We had to go to Mexico City if we had any chance of getting our money back from the Mexican government.. Lesson: don’t bother with temporary residency if you can manage to leave the country every six months.
I’m glad the government beauraucracy is this centralized, because we wouldn’t have made it to Mexico City without this reason: can’t drive there legally and can’t leave the dogs alone overnight–Mexico City was out of our reach. My mom made it all possible!
Now we have a long list of things to explore when we find a way to return. Mexico City is gorgeous, friendly, fascinating, and for one of the world’s biggest cities, surprisingly navigable by foot+metro+taxi. Upon descending the metro stairs and not seeing our train line, we looked at each other to confer but before we could even ask the question, a stranger stopped and asked “Adonde van?” and by the time we could tell her “la linea verde” two more people had stopped and pointed the way.
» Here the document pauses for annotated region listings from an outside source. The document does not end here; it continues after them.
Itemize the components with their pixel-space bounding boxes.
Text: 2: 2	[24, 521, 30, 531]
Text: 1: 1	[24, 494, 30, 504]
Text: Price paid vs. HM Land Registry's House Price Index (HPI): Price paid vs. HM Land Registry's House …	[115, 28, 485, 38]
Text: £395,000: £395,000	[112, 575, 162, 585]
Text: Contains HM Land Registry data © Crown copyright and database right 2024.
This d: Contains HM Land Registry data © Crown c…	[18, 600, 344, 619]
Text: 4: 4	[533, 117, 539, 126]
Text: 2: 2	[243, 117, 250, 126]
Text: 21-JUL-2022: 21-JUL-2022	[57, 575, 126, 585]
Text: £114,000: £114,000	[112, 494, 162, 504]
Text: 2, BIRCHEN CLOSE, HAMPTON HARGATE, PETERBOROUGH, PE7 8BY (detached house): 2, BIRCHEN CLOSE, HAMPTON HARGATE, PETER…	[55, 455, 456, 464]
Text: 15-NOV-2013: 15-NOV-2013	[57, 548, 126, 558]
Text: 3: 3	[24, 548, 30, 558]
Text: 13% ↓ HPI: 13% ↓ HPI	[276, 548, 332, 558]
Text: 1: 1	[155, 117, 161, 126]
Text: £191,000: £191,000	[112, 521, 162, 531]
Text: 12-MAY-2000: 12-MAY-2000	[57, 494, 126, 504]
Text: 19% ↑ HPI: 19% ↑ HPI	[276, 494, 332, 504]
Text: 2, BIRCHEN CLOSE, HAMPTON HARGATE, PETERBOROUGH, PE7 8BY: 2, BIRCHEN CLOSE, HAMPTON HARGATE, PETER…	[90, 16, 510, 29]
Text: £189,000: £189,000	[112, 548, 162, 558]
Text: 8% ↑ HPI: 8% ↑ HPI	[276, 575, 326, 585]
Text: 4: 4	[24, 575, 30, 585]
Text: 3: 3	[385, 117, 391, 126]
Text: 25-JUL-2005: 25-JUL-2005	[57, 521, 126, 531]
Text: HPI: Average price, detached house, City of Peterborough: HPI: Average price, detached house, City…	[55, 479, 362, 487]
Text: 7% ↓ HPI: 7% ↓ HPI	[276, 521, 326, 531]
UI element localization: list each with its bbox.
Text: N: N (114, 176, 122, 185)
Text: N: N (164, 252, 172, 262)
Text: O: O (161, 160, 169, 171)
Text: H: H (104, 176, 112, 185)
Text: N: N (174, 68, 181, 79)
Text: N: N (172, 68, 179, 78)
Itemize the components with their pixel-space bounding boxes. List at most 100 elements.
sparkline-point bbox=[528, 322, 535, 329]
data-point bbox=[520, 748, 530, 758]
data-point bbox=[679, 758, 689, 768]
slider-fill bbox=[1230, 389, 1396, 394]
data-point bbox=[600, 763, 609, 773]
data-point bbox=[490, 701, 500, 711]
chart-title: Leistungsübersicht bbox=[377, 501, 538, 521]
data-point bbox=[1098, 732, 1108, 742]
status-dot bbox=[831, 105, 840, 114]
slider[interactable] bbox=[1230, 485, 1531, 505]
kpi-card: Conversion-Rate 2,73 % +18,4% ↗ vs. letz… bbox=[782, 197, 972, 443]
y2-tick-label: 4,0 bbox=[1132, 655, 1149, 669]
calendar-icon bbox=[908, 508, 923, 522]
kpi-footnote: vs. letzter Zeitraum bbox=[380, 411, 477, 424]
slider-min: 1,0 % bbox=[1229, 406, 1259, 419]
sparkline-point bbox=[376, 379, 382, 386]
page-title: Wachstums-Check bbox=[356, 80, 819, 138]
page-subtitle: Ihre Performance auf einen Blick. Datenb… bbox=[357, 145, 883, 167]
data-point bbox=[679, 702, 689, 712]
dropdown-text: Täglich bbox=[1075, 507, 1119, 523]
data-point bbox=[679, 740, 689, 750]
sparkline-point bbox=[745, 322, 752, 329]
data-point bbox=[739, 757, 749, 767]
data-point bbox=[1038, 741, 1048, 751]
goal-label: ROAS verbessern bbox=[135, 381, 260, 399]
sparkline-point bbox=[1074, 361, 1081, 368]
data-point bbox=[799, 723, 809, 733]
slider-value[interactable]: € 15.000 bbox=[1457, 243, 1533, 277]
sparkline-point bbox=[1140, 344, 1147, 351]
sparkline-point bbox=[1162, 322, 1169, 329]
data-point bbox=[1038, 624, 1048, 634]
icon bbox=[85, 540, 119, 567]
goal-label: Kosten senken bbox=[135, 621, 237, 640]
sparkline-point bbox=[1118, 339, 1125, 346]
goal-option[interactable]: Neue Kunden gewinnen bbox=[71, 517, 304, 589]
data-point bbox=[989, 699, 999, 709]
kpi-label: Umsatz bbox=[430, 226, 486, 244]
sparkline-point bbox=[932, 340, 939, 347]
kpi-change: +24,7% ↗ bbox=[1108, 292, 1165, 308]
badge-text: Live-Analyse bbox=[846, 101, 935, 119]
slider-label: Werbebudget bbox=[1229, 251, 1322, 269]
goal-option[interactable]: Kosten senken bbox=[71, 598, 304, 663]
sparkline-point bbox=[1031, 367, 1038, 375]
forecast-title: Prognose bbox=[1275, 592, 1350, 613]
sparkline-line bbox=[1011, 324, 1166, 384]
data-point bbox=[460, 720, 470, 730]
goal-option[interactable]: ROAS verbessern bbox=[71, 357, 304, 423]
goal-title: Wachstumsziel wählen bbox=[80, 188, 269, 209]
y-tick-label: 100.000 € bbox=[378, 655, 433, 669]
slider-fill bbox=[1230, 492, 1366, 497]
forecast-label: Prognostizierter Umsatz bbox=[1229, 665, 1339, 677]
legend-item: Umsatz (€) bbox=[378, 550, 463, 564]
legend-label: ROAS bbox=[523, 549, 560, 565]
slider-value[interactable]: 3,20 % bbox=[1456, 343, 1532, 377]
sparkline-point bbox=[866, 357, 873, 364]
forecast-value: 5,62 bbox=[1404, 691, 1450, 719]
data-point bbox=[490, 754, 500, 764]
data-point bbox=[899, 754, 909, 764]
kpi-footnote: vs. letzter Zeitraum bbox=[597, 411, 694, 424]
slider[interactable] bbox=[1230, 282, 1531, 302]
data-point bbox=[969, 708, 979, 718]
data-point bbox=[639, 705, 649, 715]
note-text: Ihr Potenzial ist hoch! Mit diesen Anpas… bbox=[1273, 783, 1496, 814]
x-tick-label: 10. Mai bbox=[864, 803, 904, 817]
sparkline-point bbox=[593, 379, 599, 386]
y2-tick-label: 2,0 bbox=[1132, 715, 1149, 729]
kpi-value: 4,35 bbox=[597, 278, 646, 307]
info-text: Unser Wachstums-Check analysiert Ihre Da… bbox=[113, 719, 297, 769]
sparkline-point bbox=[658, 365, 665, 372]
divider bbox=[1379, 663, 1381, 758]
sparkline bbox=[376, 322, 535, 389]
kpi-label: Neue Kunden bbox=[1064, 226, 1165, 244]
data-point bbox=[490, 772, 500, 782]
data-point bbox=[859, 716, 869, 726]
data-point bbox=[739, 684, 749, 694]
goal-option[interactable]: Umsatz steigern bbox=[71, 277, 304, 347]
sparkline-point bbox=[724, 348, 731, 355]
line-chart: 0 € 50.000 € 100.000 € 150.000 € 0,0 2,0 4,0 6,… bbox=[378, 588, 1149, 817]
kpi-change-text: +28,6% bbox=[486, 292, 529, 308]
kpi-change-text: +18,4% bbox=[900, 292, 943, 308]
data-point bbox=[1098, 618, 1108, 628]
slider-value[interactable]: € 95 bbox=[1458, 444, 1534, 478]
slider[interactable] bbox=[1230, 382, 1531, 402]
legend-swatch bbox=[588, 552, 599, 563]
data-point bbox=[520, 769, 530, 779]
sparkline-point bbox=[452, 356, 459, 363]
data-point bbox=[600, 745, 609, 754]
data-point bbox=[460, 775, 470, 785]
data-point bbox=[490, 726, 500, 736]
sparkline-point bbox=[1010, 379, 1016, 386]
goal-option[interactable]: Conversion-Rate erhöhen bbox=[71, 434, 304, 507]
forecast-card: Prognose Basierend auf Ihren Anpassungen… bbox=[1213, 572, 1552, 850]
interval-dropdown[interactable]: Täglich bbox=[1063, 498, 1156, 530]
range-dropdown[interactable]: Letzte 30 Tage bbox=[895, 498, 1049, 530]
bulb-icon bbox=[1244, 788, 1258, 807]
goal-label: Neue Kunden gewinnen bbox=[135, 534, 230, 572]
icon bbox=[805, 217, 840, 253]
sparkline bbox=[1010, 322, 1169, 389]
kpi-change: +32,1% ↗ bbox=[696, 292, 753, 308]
Edith recommended tacos - she said virtually any tacos in Mexico City would be delicious. So how to pick from the countless taco stands and restaurants? We chose this one because the woman was so friendly as we walked by, heading to Museo Mural Diego Rivera and once the museum closed (we would’ve stayed longer!) we were ready for tacos.
We ordered the sample platter, one of each (for US$1.60): five tacos with meat (some mysterious) and a few veggies. The staff explained each item, what animal and where on the body, and the chef gave us extra bites of the meats we hadn’t tried before.
One round would’ve been enough, especially since they’re greasy and we covered them in the fixings: sauces and extra veggies. But Phillip developed this unfortunate quirk [in New Mexico] that when he eats a certain kind of spicy (doesn’t even have to be very spicy!) he gets hiccups so bad he can’t eat. After one bite of the taqueria’s salsa, he hiccupped. He quickly ate some cucumber with avocado salsa, and we ordered a second platter.
And I got to eat the first round by myself - though of course we traded onions for beef.
Hay un costumbre en Mexico that I’d never experienced - complete strangers wish one another buen provecho when someone is eating. Certainly waiters or people I was eating with have said it, but never someone completely disconnected from my own eating. Until this man in the pink shirt, who stopped by the taqueria to exchange money with the manager. Before he began his business he said buen provecho to us, though he was there less than 60 seconds and never sat or ate himself.
Before anyone might want to generalize about Morelia and Mexico City (and we know some people are tempted), a complete stranger wished us buen provecho at Cafe Gabe a couple days later.
The tacos took up so much space we’ll have to tell you about museums, Neveria Roxy, and the (once) tallest tower in Latin America in another post.